You brush over this way too quickly.
In some other places you make some good points (and in yet other places you make some not good points), but this one is skating around the crux of the issue without addressing it whatsoever.
The question is whether brains are sexed, and if so, if the sexing includes an intrinsic affinity with a sexed body; and if both are true, whether in practice people with fairly typically male-sexed brains with male-anatomy-affinity end up in female bodies, and vice versa.
If this is true, then your entire argument is invalid. Because the premise is that people have one sex for their entire body, brain included.
That there could be a mismatch in some cases is not a completely outlandish thing to consider. Scientists routinely make flies where different body tissues have different sexes in order to understand where sex-specific differences come from. Flies with female brains and male bodies are just a matter of expressing the right regulatory factors in the nervous system. Furthermore, that there exist cases of DSD indicates that the normal regulatory machinery can go awry at the whole-body level. So how sure are we that it doesn't also go awry in tissue-specific ways? You certainly have people with a normal female body but not a normal reproductive system, as another example of a tissue-specific failure of the sex determination pathways. Are there cases where you have what is effectively a female mind prepared to process input from a female body which finds itself in a male body, or vice versa?
Especially because people with gender dysphoria report a subjective sense of exactly this phenomenon, I don't think it's fair to simply sweep aside the concern in a parenthetical that hardly even addresses the issue.

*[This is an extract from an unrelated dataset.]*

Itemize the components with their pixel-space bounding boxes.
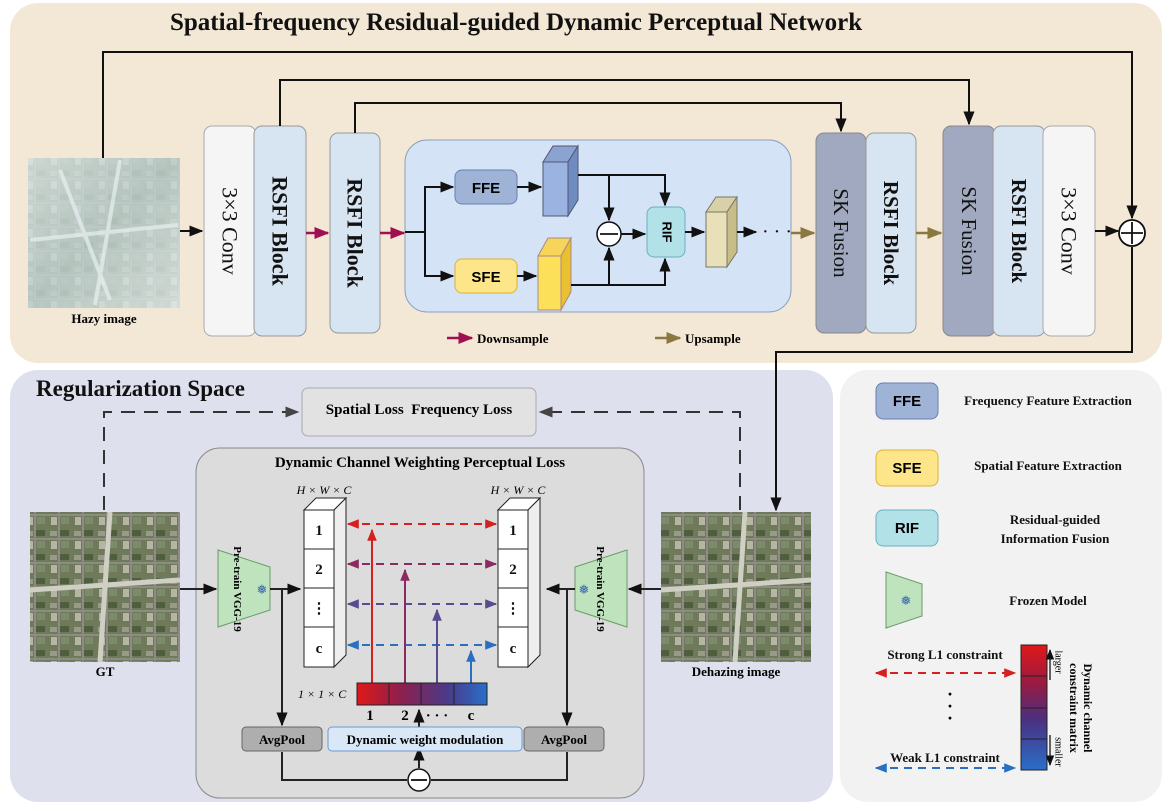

There are other problems with some of your characterizations (mostly in neglecting to consider the situations where someone has transitioned successfully to the point where the perception of their gender matches their new gender), but not considering the possibility of a brain-body mismatch when trans people frequently say that is exactly what it feels to them is going on is by far the largest flaw.
(Note that one may need different arguments for different trans people if there are differences in the underlying biology. For instance, one can imagine cases where some brains are sexed, some are genderfluid intrinsically and latch on to the sex of the body, some are genderfluid intrinsically and get confused and are transiently backwards to the sex of the body, that some brains are sexed but have developed neuroses that cause them to reject their sex, etc. etc.--to be comprehensive, one would need to investigate whether each of these possible phenomena were real, and if so, consider how to handle that particular case. The answers may not all be the same.)